Der Zugang zur Berufsunfähigkeits- und Invaliditätspension ist nach wie vor äußerst schwierig.

Dass die abgeschaffte Frühpension zu einer regelrechten Flucht in die Invaliditätspension bzw. in die Berufsunfähigkeitspension geführt habe, ist eine weit verbreitete Auffassung. Sie wird auch oft als Argument gebraucht, um eine Reform bzw. vielmehr eine Verschärfung der Anspruchsvoraussetzungen dieser Pensionsart zu fordern.

Berufsunfähigkeit kein Schlupfloch

Zahlen und Fakten bestätigen die behauptete Zunahme nicht.

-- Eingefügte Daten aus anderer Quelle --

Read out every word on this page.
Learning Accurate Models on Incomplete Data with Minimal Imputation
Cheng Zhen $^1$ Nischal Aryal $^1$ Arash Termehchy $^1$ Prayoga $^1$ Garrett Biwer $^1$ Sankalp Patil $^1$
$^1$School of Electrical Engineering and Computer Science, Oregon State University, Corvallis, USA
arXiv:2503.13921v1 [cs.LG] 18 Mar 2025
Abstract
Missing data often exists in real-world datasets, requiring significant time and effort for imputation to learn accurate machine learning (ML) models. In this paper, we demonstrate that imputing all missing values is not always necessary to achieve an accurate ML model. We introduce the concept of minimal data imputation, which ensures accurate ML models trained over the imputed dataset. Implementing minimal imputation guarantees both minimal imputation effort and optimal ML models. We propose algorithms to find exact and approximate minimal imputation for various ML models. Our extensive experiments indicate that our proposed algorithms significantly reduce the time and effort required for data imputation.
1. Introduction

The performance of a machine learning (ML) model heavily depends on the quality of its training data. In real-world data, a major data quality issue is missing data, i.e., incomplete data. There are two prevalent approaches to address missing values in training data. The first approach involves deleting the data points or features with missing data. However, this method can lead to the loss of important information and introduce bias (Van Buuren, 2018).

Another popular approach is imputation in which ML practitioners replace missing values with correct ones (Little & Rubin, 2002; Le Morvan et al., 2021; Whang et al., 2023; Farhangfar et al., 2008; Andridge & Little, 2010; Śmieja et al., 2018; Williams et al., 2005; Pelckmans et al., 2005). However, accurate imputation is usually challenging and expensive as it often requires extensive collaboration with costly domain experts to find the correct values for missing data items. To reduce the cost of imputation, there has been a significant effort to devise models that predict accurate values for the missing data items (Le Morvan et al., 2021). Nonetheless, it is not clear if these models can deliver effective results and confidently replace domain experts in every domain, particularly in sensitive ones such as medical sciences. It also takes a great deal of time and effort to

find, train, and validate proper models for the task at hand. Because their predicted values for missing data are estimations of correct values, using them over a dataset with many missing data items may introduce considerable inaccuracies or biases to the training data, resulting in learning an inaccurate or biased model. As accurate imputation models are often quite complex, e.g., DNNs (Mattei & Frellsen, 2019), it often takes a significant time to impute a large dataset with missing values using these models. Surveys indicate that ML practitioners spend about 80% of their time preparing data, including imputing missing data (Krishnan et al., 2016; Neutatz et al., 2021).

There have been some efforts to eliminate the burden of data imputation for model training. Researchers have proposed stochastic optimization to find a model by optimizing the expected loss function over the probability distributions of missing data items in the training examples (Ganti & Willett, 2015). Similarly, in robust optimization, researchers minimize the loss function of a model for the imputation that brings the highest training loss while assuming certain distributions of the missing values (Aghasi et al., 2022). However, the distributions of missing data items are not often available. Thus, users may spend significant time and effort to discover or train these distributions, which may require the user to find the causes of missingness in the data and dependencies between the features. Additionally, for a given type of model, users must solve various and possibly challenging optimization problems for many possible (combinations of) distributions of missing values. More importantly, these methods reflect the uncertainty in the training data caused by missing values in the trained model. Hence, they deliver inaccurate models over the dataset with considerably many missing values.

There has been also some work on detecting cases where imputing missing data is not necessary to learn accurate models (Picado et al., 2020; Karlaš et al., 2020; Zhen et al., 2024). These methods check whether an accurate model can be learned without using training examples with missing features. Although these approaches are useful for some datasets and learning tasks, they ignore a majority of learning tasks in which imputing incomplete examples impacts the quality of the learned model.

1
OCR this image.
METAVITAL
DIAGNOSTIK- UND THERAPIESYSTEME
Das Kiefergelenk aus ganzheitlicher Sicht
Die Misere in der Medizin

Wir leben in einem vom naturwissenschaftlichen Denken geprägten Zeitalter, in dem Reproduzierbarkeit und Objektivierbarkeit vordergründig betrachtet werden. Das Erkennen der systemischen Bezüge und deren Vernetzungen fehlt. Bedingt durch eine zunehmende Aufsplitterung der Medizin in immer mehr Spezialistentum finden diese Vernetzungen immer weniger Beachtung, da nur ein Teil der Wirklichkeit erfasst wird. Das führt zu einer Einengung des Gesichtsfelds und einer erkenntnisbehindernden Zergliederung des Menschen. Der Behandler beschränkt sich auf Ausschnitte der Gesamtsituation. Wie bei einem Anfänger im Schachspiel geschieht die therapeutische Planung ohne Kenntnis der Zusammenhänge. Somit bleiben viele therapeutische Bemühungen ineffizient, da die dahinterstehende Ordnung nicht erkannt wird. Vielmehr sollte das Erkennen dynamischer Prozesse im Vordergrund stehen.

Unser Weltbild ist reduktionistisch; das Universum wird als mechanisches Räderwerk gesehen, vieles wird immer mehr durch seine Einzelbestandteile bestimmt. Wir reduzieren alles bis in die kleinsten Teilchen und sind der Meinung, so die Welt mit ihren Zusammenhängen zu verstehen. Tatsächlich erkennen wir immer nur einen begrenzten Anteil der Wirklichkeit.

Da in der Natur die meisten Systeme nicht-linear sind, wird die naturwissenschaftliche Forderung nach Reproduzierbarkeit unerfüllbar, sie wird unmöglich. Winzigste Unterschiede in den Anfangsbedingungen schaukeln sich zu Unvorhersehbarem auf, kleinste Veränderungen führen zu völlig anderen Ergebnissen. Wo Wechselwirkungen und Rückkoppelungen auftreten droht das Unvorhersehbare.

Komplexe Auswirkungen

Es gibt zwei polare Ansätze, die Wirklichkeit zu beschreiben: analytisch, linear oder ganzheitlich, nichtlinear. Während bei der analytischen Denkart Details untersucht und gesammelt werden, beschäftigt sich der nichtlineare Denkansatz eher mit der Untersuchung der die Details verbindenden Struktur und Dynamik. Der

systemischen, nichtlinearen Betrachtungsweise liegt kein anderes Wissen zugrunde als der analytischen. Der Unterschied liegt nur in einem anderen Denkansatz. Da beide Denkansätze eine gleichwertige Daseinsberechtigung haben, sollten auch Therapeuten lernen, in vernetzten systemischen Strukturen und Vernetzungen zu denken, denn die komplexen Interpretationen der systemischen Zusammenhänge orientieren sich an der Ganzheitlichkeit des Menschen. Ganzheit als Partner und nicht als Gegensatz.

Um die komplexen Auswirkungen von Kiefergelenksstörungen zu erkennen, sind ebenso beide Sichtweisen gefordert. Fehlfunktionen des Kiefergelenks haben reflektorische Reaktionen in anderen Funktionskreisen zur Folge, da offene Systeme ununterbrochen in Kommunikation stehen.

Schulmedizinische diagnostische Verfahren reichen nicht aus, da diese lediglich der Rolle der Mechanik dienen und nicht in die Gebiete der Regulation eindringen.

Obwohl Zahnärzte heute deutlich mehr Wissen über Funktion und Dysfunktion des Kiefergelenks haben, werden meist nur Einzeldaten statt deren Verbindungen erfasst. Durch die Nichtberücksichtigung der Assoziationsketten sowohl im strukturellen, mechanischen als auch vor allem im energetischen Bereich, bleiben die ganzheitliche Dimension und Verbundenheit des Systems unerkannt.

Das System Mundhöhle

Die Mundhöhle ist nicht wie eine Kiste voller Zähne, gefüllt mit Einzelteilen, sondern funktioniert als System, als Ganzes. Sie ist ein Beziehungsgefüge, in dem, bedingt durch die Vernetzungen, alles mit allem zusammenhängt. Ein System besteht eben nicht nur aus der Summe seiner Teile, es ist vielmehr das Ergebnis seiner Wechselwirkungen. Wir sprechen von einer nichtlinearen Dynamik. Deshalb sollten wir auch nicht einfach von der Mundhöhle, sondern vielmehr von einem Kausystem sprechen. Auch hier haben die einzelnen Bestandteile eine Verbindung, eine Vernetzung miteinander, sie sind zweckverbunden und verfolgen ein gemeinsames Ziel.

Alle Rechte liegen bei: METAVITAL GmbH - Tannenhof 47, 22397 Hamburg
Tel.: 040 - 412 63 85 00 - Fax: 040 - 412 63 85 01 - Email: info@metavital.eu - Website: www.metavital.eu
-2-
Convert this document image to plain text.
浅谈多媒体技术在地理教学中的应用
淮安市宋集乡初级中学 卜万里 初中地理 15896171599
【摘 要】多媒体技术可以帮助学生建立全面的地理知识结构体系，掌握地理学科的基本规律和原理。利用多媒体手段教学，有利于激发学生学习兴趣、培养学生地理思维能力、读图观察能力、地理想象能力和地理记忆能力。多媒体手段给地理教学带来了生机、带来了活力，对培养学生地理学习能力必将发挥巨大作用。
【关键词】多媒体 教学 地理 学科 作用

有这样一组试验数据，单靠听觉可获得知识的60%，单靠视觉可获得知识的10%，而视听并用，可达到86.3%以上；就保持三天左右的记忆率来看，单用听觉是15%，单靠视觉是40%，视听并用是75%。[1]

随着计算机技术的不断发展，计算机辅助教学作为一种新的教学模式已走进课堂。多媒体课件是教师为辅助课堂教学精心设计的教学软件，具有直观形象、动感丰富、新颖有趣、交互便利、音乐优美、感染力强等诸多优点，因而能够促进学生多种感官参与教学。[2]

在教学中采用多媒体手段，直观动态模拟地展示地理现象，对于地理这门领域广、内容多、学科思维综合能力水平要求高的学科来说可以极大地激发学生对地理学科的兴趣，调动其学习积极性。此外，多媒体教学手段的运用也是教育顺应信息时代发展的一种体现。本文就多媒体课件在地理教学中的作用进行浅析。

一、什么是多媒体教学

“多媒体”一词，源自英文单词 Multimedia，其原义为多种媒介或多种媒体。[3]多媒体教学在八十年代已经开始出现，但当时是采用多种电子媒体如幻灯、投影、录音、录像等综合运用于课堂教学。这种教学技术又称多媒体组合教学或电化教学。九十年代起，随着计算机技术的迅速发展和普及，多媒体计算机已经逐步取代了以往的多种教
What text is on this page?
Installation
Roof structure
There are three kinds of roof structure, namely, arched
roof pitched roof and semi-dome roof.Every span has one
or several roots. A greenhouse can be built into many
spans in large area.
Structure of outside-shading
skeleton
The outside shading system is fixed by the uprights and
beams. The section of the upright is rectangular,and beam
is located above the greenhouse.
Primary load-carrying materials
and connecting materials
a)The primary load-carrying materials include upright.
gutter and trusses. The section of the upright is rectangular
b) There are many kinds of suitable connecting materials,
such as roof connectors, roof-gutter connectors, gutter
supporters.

Eine von der Arbeiterkammer im Zusammenhang mit der von Sozialminister Erwin Buchinger initiierten Reform der Invaliditätspension erstellte Studie kommt zur Erkenntnis, dass die Zahl der gesundheitsbedingten Pensionen sogar gesunken ist. Nämlich um insgesamt rund 20.000 im Zeitraum zwischen 2000 bis 2006. Die Zahl der Neuzuerkennungen ist in derselben Zeit um ca. 2.000 zurückgegangen. Und das, obwohl gleichzeitig das Antrittsalter für die vorzeitige Alterspension angehoben worden ist.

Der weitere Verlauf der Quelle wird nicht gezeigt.